Now that we know about pointers, how do we contrast this with references?
References can be thought of as a constant pointer T const* c_ptr = &obj and should not be confused with const T* ref = &obj: The former allows the contents of the object to be modified but restricts the address to refer to obj, the latter reverses the effect and only restricts the obj to be modified.
int x = 5, y = 6;
int *const ptr = &x;
ptr = &y; // error
To modify the content of x and set it to y we say:
int x = 5, y = 6;
int *const ptr = &x;
*ptr = y;
The same effect is achieved with references. As a result, references bind to the location of the entity in memory. It allows the contents of an entity to be modified, but it cannot be reassigned and must be bound at initialization. Therefore, the reference of an entity assumes the entity of the original variable.
As mentioned, references can also allocate memory for a single entity on the heap.
int &ref = *(new int(0));
std::cout << ref <<'\n';
ref = 3;
std::cout << ref;
Reminders for using References
- References cannot be assigned to
nullptr. - References cannot iterate over arrays.
- Returning references over local variables may cause undefined behavior (dangling references).
- References must be bound to an existing entity.
- References only allow for one level of indirection.
- References express the intention clearly and concisely.

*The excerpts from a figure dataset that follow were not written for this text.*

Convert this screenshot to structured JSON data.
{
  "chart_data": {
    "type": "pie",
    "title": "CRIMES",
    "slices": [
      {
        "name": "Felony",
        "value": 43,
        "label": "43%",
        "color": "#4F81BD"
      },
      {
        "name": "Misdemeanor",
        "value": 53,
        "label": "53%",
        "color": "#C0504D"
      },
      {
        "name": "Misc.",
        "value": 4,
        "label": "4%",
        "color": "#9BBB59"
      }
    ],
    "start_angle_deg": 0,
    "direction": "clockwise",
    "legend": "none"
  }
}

- Since C++11 standards, references have been used more often as the elements for move semantics are built from the notion of references (
lvalueandrvaluereferences).
Summary
- Are pointers and references the same thing? No.
- Are there any techniques that pointers can only do and vice-versa? Pointers are more flexible than references which can make your code complicated if not managed well.
T const* refachieves the same behavior of references, except for array referencing which gives us more reason for choosing references over pointers (when appropriate) as its semantics restrict iterating over array-like structures:
int const *r = &*(new int[3]{1,3,4});
std::cout << r[2] <<'\n';
Whereas array indexing with references will result to compiler error:
int &r = *(new int[3]{1,3,4};
std::cout << r[2] <<'\n';
- When do we favor pointers over references and vice-versa? Pointer types are generally useful for setting up a separate field of indirection capable of modifying the contents of multiple variables of the same type. Having the same pointer accessing multiple variables may be difficult to trace and reason with. It is preferred to maintain clarity over the convenience of typing one pointer to all variables of the same type. For this reason, making use of references is safer.
Pointers are not really terrible, in fact, they are one of the greatest features we unlock in languages like C/C++, however, their power comes with a cost.
In conclusion, references are not just syntax sugar to cast T const*, it has its own design goals and purpose namely containing the address of declared entities. This improves the clarity of our intent, and in these situations, the C++ compiler is our friend.